Here is my current lambda, it takes in the event triggered by the s3 bucket, checks to see if it is a zip file then pushes the name of that s3 Key to SQS. Should I tell AWS batch to start reading the queue here in my lambda? I am totally new to AWS in general and not sure were to go from here.
public class dockerEventHandler implements RequestHandler<S3Event, String> {
private static BigData app = new BigData();
private static DomainOfConstants CONST = new DomainOfConstants();
private static Logger log = Logger.getLogger(S3EventProcessorUnzip.class);
private static AmazonSQS SQS;
private static CreateQueueRequest createQueueRequest;
private static Matcher matcher;
private static String srcBucket, srcKey, extension, myQueueUrl;
@Override
public String handleRequest(S3Event s3Event, Context context)
{
try {
for (S3EventNotificationRecord record : s3Event.getRecords())
{
srcBucket = record.getS3().getBucket().getName();
srcKey = record.getS3().getObject().getKey().replace('+', ' ');
srcKey = URLDecoder.decode(srcKey, "UTF-8");
matcher = Pattern.compile(".*\\.([^\\.]*)").matcher(srcKey);
if (!matcher.matches())
{
log.info(CONST.getNoConnectionMessage() + srcKey);
return "";
}
extension = matcher.group(1).toLowerCase();
if (!"zip".equals(extension))
{
log.info("Skipping non-zip file " + srcKey + " with extension " + extension);
return "";
}
log.info("Sending object location to key" + srcBucket + "//" + srcKey);
//pass in only the reference of where the object is located
createQue(CONST.getQueueName(), srcKey);
}
}
catch (IOException e)
{
log.error(e);
}
return "Ok";
}
/*
*
* Setup connection to amazon SQS
* TODO - Find updated api for sqs connection to eliminate depreciation
*
* */
@SuppressWarnings("deprecation")
public static void sQSConnection() {
app.setAwsCredentials(CONST.getAccessKey(), CONST.getSecretKey());
try{
SQS = new AmazonSQSClient(app.getAwsCredentials());
Region usEast1 = Region.getRegion(Regions.US_EAST_1);
SQS.setRegion(usEast1);
}
catch(Exception e){
log.error(e);
}
}
//Create new Queue
public static void createQue(String queName, String message){
createQueueRequest = new CreateQueueRequest(queName);
myQueueUrl = SQS.createQueue(createQueueRequest).getQueueUrl();
sendMessage(myQueueUrl,message);
}
//Send reference to the s3 objects location to the queue
public static void sendMessage(String SIMPLE_QUE_URL, String S3KeyName){
SQS.sendMessage(new SendMessageRequest(SIMPLE_QUE_URL, S3KeyName));
}
//Fire AWS batch to pull from que
private static void initializeBatch(){
//TODO
}
I have setup docker and understand docker images. I believe my docker image should contain all the code to read the queue, unzip, process and kit the file to RDS all in one docker image/container.

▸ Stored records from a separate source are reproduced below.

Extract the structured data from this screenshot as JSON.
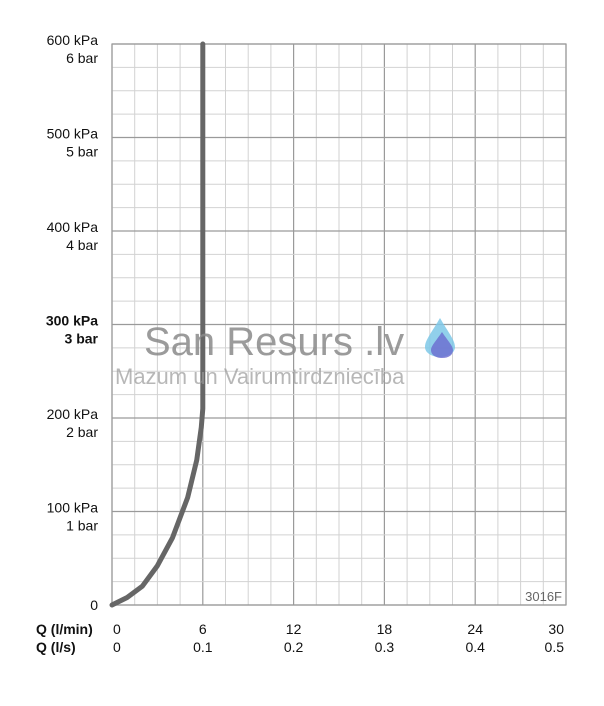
{
  "chart_data": {
    "type": "line",
    "title": "",
    "x_axes": [
      {
        "label": "Q (l/min)",
        "ticks": [
          "0",
          "6",
          "12",
          "18",
          "24",
          "30"
        ],
        "range": [
          0,
          30
        ]
      },
      {
        "label": "Q (l/s)",
        "ticks": [
          "0",
          "0.1",
          "0.2",
          "0.3",
          "0.4",
          "0.5"
        ],
        "range": [
          0,
          0.5
        ]
      }
    ],
    "y_axis": {
      "range": [
        0,
        600
      ],
      "ticks": [
        {
          "value": 0,
          "kpa": "0",
          "bar": "",
          "bold": false
        },
        {
          "value": 100,
          "kpa": "100 kPa",
          "bar": "1 bar",
          "bold": false
        },
        {
          "value": 200,
          "kpa": "200 kPa",
          "bar": "2 bar",
          "bold": false
        },
        {
          "value": 300,
          "kpa": "300 kPa",
          "bar": "3 bar",
          "bold": true
        },
        {
          "value": 400,
          "kpa": "400 kPa",
          "bar": "4 bar",
          "bold": false
        },
        {
          "value": 500,
          "kpa": "500 kPa",
          "bar": "5 bar",
          "bold": false
        },
        {
          "value": 600,
          "kpa": "600 kPa",
          "bar": "6 bar",
          "bold": false
        }
      ]
    },
    "grid": true,
    "series": [
      {
        "color": "#666666",
        "points": [
          [
            0,
            0
          ],
          [
            1,
            8
          ],
          [
            2,
            20
          ],
          [
            3,
            42
          ],
          [
            4,
            72
          ],
          [
            5,
            115
          ],
          [
            5.6,
            155
          ],
          [
            5.9,
            190
          ],
          [
            6.0,
            210
          ],
          [
            6.0,
            600
          ]
        ]
      }
    ],
    "annotation": "3016F"
  },
  "watermark": {
    "title": "San Resurs .lv",
    "subtitle": "Mazum un Vairumtirdzniecība",
    "drop_icon": "water-drop-icon",
    "drop_colors": [
      "#7ec8e8",
      "#6a6ad0"
    ]
  }
}
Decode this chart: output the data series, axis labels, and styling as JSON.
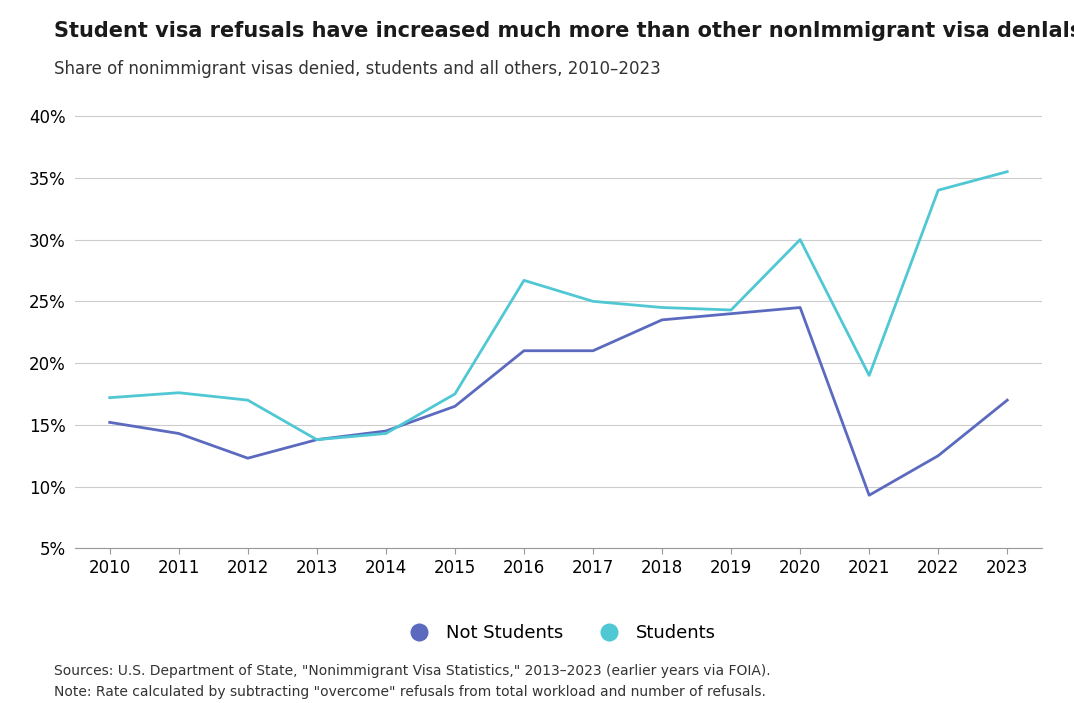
{
  "title": "Student visa refusals have increased much more than other nonImmigrant visa denIals",
  "subtitle": "Share of nonimmigrant visas denied, students and all others, 2010–2023",
  "years": [
    2010,
    2011,
    2012,
    2013,
    2014,
    2015,
    2016,
    2017,
    2018,
    2019,
    2020,
    2021,
    2022,
    2023
  ],
  "not_students": [
    15.2,
    14.3,
    12.3,
    13.8,
    14.5,
    16.5,
    21.0,
    21.0,
    23.5,
    24.0,
    24.5,
    9.3,
    12.5,
    17.0
  ],
  "students": [
    17.2,
    17.6,
    17.0,
    13.8,
    14.3,
    17.5,
    26.7,
    25.0,
    24.5,
    24.3,
    30.0,
    19.0,
    34.0,
    35.5
  ],
  "not_students_color": "#5b6abf",
  "students_color": "#4fc8d4",
  "background_color": "#ffffff",
  "ylim": [
    5,
    42
  ],
  "yticks": [
    5,
    10,
    15,
    20,
    25,
    30,
    35,
    40
  ],
  "ytick_labels": [
    "5%",
    "10%",
    "15%",
    "20%",
    "25%",
    "30%",
    "35%",
    "40%"
  ],
  "source_text": "Sources: U.S. Department of State, \"Nonimmigrant Visa Statistics,\" 2013–2023 (earlier years via FOIA).",
  "note_text": "Note: Rate calculated by subtracting \"overcome\" refusals from total workload and number of refusals.",
  "legend_not_students": "Not Students",
  "legend_students": "Students",
  "line_width": 2.0
}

I am looking for someone who has something similar done they could share to help. Something along the lines of :
Mr. S3: Hey lambda I have a file
Mr. Lambda :Okay S3 I see you, hey aws batch could you unzip and do stuff to this
Mr. Batch: Gotchya mr lambda, ill take care of that and put it in RDS or some data base after.
I have not written the class/docker image yet but i have all the code done to process/unzip and kick off to rds done. Lambda just is limited to memory due to some of the files being 1gb or bigger.